Produttore: A.MENARINI IND.FARM.RIUN.SRL
FARMACO MUTUABILE
RICETTA MEDICA RIPETIBILE
Prezzo:

DENOMINAZIONE

CEFIXORAL

CATEGORIA FARMACOTERAPEUTICA

Antibatterico per uso sistemico, appartenente alla classe delle cefalosporine.

PRINCIPI ATTIVI

CEFIXORAL 400 mg compresse rivestite. Ogni compressa rivestita contiene: cefixima 400 mg. CEFIXORAL 100 mg/5 ml granulato per sospensione orale. Ogni flacone di granulato al 2% per sospensione orale da 100 mL contiene: cefixima 2 g. CEFIXORAL 400 mg compresse dispersibili. Ogni compressa dispersibile da contiene: cefixima 400 mg.

ECCIPIENTI

CEFIXORAL 400 mg compresse rivestite. Una compressa rivestita contiene nel nucleo: cellulosa microcristallina, amido pregelatinizzato, calcio fosfato dibasico diidrato, magnesio stearato. Nel rivestimento: idrossipropilmetilcellulosa, sodio laurilsolfato, titanio biossido, paraffina liquida. CEFIXORAL 100 mg/5 ml granulato per sospensione orale. Un flacone di granulato al 2% per sospensione orale da 100 ml contiene:saccarosio, gomma xanthan, sodio benzoato, aroma di fragola. CEFIXORAL 400 mg compresse dispersibili.

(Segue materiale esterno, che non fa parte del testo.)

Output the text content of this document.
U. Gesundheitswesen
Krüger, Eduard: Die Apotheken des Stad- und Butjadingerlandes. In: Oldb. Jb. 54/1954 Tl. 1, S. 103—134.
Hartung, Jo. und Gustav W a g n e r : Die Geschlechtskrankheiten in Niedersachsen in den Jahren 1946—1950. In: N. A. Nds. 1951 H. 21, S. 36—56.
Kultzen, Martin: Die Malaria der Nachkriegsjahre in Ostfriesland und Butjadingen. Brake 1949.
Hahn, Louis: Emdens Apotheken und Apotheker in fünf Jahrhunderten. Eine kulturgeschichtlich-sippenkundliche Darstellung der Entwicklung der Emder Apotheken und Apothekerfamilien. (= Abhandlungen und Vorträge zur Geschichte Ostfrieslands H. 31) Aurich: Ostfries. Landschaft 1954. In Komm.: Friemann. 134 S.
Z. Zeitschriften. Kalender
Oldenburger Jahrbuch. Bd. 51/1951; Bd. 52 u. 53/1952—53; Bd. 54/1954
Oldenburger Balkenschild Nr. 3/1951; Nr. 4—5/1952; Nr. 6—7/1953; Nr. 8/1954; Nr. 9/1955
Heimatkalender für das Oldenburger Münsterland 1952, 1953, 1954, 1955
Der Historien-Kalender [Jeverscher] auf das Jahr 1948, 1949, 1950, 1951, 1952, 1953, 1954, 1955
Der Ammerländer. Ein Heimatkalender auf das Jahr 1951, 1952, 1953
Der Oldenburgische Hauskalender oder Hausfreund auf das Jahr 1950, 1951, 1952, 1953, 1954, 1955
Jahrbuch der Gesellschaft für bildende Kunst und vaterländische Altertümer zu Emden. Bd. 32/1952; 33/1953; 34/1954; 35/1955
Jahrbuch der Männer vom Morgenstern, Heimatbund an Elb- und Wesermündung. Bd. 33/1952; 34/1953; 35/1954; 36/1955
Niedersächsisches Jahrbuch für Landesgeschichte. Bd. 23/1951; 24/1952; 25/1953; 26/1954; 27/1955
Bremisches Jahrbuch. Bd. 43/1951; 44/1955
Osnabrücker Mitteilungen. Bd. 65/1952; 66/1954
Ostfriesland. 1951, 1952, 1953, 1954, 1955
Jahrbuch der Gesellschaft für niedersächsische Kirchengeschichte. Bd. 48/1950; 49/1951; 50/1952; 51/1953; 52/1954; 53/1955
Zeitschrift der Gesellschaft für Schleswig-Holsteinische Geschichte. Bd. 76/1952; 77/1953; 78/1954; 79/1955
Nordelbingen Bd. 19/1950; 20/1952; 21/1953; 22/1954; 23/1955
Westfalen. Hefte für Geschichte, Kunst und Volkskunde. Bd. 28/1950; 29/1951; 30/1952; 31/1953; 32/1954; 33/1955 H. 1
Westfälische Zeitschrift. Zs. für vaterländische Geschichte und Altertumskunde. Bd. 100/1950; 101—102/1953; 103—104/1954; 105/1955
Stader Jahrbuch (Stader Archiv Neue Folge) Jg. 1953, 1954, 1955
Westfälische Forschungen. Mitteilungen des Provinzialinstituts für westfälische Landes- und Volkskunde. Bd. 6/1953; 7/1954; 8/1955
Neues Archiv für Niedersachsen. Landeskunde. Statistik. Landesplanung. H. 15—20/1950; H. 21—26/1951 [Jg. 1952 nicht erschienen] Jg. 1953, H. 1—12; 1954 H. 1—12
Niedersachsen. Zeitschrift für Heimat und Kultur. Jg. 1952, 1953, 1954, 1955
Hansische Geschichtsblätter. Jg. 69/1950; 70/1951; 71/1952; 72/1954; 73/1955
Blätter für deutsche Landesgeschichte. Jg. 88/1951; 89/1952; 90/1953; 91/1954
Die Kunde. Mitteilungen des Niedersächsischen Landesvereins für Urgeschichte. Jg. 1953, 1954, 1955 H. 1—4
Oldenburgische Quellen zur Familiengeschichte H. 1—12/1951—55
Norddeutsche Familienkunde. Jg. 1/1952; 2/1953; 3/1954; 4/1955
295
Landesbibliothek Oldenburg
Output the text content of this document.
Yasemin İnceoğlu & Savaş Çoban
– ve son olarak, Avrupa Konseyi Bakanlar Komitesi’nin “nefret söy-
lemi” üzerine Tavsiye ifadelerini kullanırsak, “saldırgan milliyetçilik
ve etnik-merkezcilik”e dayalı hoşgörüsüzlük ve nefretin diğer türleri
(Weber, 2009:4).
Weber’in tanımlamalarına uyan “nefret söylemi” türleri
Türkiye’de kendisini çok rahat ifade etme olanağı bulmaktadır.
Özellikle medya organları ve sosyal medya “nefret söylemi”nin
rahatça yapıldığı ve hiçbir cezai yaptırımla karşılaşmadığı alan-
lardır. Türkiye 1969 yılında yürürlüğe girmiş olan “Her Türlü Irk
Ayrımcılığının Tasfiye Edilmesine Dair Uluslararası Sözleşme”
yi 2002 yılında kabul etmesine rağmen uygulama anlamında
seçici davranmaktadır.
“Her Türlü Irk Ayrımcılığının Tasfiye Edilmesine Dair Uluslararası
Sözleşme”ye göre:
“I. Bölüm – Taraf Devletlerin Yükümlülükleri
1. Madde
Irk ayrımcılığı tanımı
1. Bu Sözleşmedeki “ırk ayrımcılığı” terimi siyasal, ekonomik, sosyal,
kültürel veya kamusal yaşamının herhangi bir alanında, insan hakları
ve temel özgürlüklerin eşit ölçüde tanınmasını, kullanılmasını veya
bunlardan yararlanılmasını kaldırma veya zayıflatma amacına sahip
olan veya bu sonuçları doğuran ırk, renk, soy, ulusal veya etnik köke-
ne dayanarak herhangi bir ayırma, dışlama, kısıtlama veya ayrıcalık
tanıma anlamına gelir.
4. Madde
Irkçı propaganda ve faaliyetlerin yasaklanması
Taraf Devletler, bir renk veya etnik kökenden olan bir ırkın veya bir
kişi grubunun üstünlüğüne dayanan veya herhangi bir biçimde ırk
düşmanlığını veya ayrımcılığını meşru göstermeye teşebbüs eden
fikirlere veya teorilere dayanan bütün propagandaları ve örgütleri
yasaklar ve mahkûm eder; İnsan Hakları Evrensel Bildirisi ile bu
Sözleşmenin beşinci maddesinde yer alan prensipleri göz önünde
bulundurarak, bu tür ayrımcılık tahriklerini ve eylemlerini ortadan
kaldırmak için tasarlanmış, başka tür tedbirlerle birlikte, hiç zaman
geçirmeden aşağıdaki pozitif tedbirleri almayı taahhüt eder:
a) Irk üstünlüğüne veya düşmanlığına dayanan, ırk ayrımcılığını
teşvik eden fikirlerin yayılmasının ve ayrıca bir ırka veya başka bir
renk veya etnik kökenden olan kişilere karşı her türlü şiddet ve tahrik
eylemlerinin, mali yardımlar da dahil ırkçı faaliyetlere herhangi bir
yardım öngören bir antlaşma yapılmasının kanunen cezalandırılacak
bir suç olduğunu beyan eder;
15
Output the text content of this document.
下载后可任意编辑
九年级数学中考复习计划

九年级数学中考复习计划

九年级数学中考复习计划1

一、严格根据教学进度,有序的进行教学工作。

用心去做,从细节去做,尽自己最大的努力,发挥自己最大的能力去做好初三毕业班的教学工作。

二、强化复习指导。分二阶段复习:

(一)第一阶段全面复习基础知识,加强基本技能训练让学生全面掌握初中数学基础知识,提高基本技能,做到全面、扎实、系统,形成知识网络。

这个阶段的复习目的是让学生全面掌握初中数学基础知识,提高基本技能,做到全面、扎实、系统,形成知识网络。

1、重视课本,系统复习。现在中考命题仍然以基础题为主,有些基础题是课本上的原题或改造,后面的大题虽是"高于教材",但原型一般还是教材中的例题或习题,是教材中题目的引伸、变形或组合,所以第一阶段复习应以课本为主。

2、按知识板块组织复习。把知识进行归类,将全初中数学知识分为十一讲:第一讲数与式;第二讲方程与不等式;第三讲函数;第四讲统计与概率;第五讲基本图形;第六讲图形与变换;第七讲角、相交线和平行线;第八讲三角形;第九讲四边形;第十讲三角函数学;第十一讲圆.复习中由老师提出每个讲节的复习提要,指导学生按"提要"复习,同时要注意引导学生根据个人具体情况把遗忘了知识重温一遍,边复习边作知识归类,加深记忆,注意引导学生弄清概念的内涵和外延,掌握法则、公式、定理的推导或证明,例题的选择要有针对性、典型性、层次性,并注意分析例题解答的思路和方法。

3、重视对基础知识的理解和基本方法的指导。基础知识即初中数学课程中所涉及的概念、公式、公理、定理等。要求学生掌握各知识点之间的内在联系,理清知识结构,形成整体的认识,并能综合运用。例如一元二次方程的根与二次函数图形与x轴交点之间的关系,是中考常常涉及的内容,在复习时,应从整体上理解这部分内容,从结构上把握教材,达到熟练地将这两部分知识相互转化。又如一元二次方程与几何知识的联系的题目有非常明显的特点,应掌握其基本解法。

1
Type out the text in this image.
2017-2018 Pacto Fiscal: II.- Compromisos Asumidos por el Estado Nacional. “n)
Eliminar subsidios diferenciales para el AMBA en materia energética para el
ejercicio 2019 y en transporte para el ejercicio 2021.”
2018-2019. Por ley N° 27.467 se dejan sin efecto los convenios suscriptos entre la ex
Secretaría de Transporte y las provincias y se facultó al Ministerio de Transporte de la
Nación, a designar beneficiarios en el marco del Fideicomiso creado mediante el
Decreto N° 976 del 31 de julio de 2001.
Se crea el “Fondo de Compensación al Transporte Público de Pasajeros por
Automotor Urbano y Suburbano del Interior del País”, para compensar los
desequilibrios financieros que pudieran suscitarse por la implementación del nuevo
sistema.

Una compressa dispersibile contiene: cellulosa microcristallina, idrossipropilcellulosa, silice colloidale anidra, povidone, aroma di fragola FA 15757, aroma di fragola PV4284, magnesio stearato, saccarina calcica, colorante arancio-giallo (E110).

INDICAZIONI

Il medicinale e' indicato nel trattamento delle infezioni sostenute da microorganismi sensibili alla cefixima e in particolare: infezioni delle alte vie respiratorie (faringite, tonsillite); infezioni otorinolaringoiatriche (otite media, ecc.); - infezioni delle basse vie respiratorie (polmonite, bronchite); infezioni del rene e delle vie urinarie.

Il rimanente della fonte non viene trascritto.